Ebouriffé, vous savez, comme quand on tombe amoureux, quand quelque chose, on ne sait trop pourquoi, est parvenu à entrer en résonance avec notre être intime, quelque part entre le cœur et les tripes.
Lisez ou ne lisez pas la suite, donc, mais prenez bonne note que jusqu’au 3 mars cet Ubu Roi de Declan Donnellan se donne à vous au théâtre des Gémeaux, à Sceaux. Et pour les non Franciliens, le spectacle passera par Béthune (début mars), Bordeaux (fin mars), Marseille (début avril) et même Londres… Débrouillez-vous !
Disons-le sans ambages, Declan Donnellan – flanqué de Nick Ormerod, son inséparable scénographe – est parmi les, sinon le plus grand metteur en scène du moment. Qu’il travaille avec sa troupe anglaise, russe ou bien française, qu’il mette en scène Shakespeare ou Pouchkine, Racine ou Tchekhov, il parvient invariablement – ou presque – à emporter les spectateurs à sa suite au travers sa compréhension intellectuelle et artistique d’un auteur et de son texte, jusqu’à l’émotion cathartique – cet endroit où le spectacle se joue à l’intérieur de vous et que vous réalisez que vous en êtes le personnage principal.
La catharsis – cette « purgation des passions » que décrivait Aristote -, telle est en réalité la motivation de l’art en général, et du théâtre en particulier, telle est ce qui se produit quand l’artiste touche au génie.

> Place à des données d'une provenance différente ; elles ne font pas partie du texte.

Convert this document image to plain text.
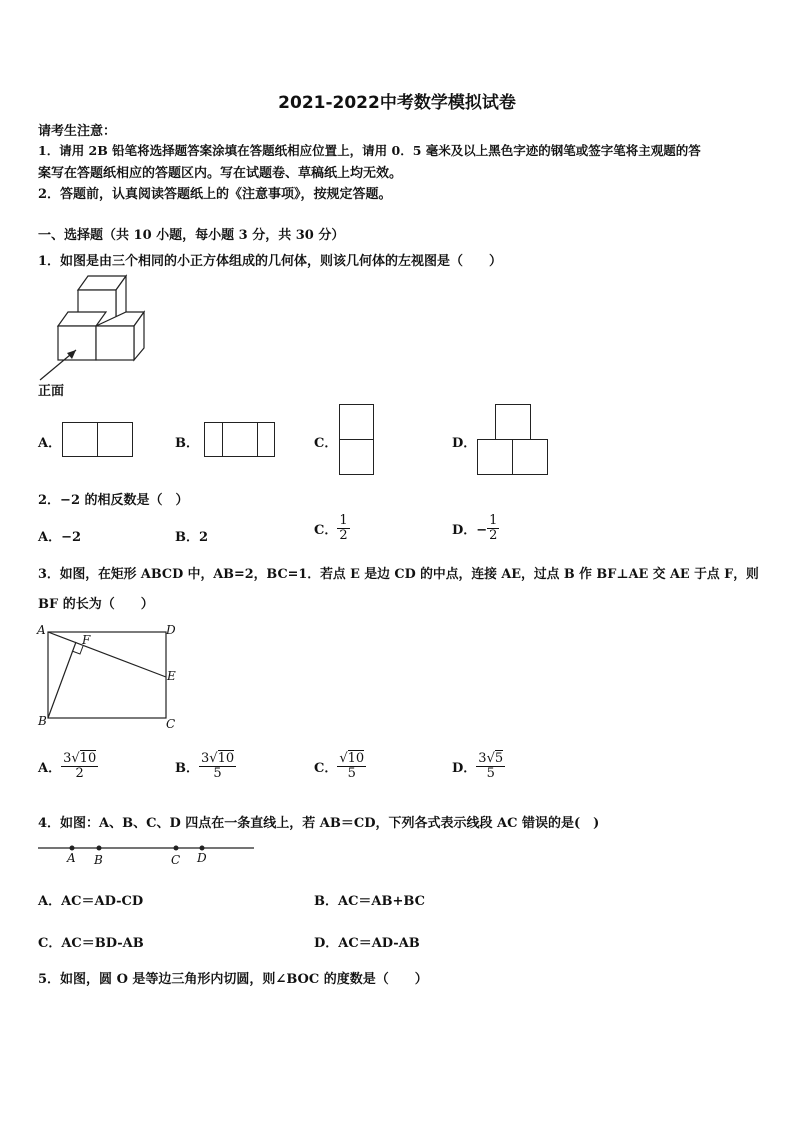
2021-2022中考数学模拟试卷
请考生注意：
1．请用 2B 铅笔将选择题答案涂填在答题纸相应位置上，请用 0．5 毫米及以上黑色字迹的钢笔或签字笔将主观题的答
案写在答题纸相应的答题区内。写在试题卷、草稿纸上均无效。
2．答题前，认真阅读答题纸上的《注意事项》，按规定答题。
一、选择题（共 10 小题，每小题 3 分，共 30 分）
1．如图是由三个相同的小正方体组成的几何体，则该几何体的左视图是（　　）
正面
A．	B．	C．	D．
2．−2 的相反数是（　）
A．−2	B．2	C． $\frac{1}{2}$	D．− $\frac{1}{2}$
3．如图，在矩形 ABCD 中，AB=2，BC=1．若点 E 是边 CD 的中点，连接 AE，过点 B 作 BF⊥AE 交 AE 于点 F，则
BF 的长为（　　）
A	D
E
F
B	C
A． $\frac{3√10}{2}$	B． $\frac{3√10}{5}$	C． $\frac{√10}{5}$	D． $\frac{3√5}{5}$
4．如图：A、B、C、D 四点在一条直线上，若 AB＝CD，下列各式表示线段 AC 错误的是(　)
A B	C D
A．AC＝AD-CD	B．AC＝AB+BC
C．AC＝BD-AB	D．AC＝AD-AB
5．如图，圆 O 是等边三角形内切圆，则∠BOC 的度数是（　　）
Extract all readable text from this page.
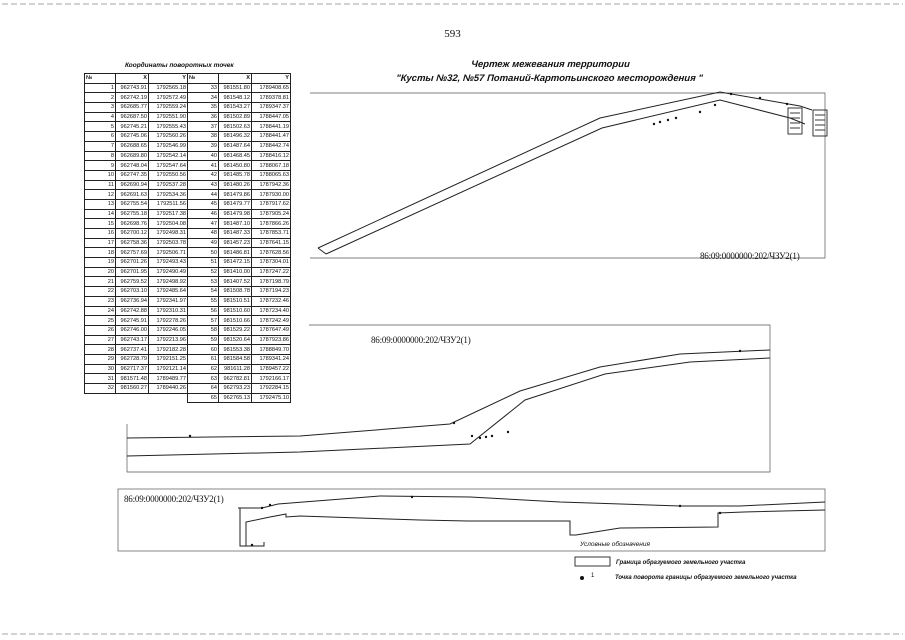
593
Чертеж межевания территории
"Кусты №32, №57 Потаний-Картопьинского месторождения "
Координаты поворотных точек
№	X	Y	№	X	Y
1	962743.91	1792565.18	33	981551.80	1789408.65
2	962742.19	1792572.49	34	981548.12	1789378.81
3	962685.77	1792559.24	35	981543.27	1789347.37
4	962687.50	1792551.90	36	981502.89	1788447.05
5	962745.21	1792555.43	37	981502.63	1788441.19
6	962745.06	1792560.26	38	981496.32	1788441.47
7	962688.65	1792546.99	39	981487.64	1788442.74
8	962689.80	1792542.14	40	981468.45	1788416.12
9	962748.04	1792547.64	41	981450.80	1788067.18
10	962747.35	1792550.56	42	981485.78	1788065.63
11	962690.94	1792537.28	43	981480.26	1787942.36
12	962691.63	1792534.36	44	981479.86	1787930.00
13	962755.54	1792511.56	45	981479.77	1787917.62
14	962755.18	1792517.38	46	981479.98	1787905.24
15	962698.76	1792504.08	47	981487.10	1787866.26
16	962700.12	1792498.31	48	981487.33	1787853.71
17	962758.36	1792503.78	49	981457.23	1787641.15
18	962757.69	1792506.71	50	981486.81	1787628.56
19	962701.26	1792493.43	51	981472.15	1787304.01
20	962701.95	1792490.49	52	981410.00	1787247.22
21	962759.52	1792498.92	53	981407.52	1787198.79
22	962703.10	1792485.64	54	981508.78	1787194.23
23	962736.94	1792341.97	55	981510.51	1787232.46
24	962742.88	1792310.31	56	981510.60	1787234.40
25	962745.91	1792278.26	57	981510.66	1787242.49
26	962746.00	1792246.05	58	981529.22	1787647.49
27	962743.17	1792213.96	59	981520.64	1787923.86
28	962737.41	1792182.28	60	981553.38	1788849.70
29	962728.79	1792151.25	61	981584.58	1789341.24
30	962717.37	1792121.14	62	981611.28	1789457.22
31	981571.48	1789489.77	63	962782.81	1792166.17
32	981560.27	1789440.26	64	962793.23	1792284.15
			65	962765.13	1792475.10
86:09:0000000:202/ЧЗУ2(1)
86:09:0000000:202/ЧЗУ2(1)
86:09:0000000:202/ЧЗУ2(1)
Условные обозначения
Граница образуемого земельного участка
1	Точка поворота границы образуемого земельного участка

Ubu Roi est au départ une pièce potache comprenant d’incontestables relents scatologiques. Paul Léautaud la décrivait comme « une œuvre d’élèves de collège écrite au collège pour ridiculiser un professeur par Jarry et deux de ses camarades, et représentée en famille chez la mère de Jarry, laquelle a confectionné elle-même le chapeau de la marionnette d’Ubu. » Ubu Roi est un condensé de toutes les grandes tragédies – on y repère, parmi d’autres et sans difficulté, parce qu’elles ne sont pas le moins du monde dissimulées, les références à Macbeth, Hamlet ou Oedipe Roi – tragédies universelles racontées façon Grand-Guignol. Loufoque est un autre terme qui peut venir à l’esprit. Le théâtre de l’absurde n’est pas loin, le surréalisme non plus. L’outrance et la provocation, encore moins.
Si ce n’était que cela, ce ne serait cependant pas grand-chose encore. Juste une bonne grosse farce. Pourtant la pièce fit scandale lors de sa création, à la toute fin du XIXème siècle. Pourtant, depuis, le père Ubu est devenu un personnage mythique, au point d’y avoir gagné son adjectif. C’est cela qu’il s’agit d’interroger au moment de monter cette pièce, son épaisseur. Qu’est-ce qui dissimulé dans cet Ubu Roi aux allures potaches touche au cœur et aux tripes ? En quoi cela parle de chacun de nous, donc à chacun de nous ? Où est le théâtre ?
Declan Donnellan imagine un dîner mondain. Table mise avec goût, plats préparés avec soin, ambiance feutrée, discussions urbaines, hôtes affables. La promesse d’un ennui profond, quand il ne suffirait que de brièvement grater le vernis afin que se réveillent des passions jamais mortes, seulement étouffées sous un trop plein de civilité et de convenances, afin que se réveille Ubu c’est-à-dire la soif de pouvoir, l’envie, la jalousie, l’égoisme, la cruauté, le cynisme, l’outrance, la grossièreté, l’avidité, la bestialité. Tout cela que nous nous appliquons à contenir, à refouler, et qui n’en est pas moins ce que sont les humains.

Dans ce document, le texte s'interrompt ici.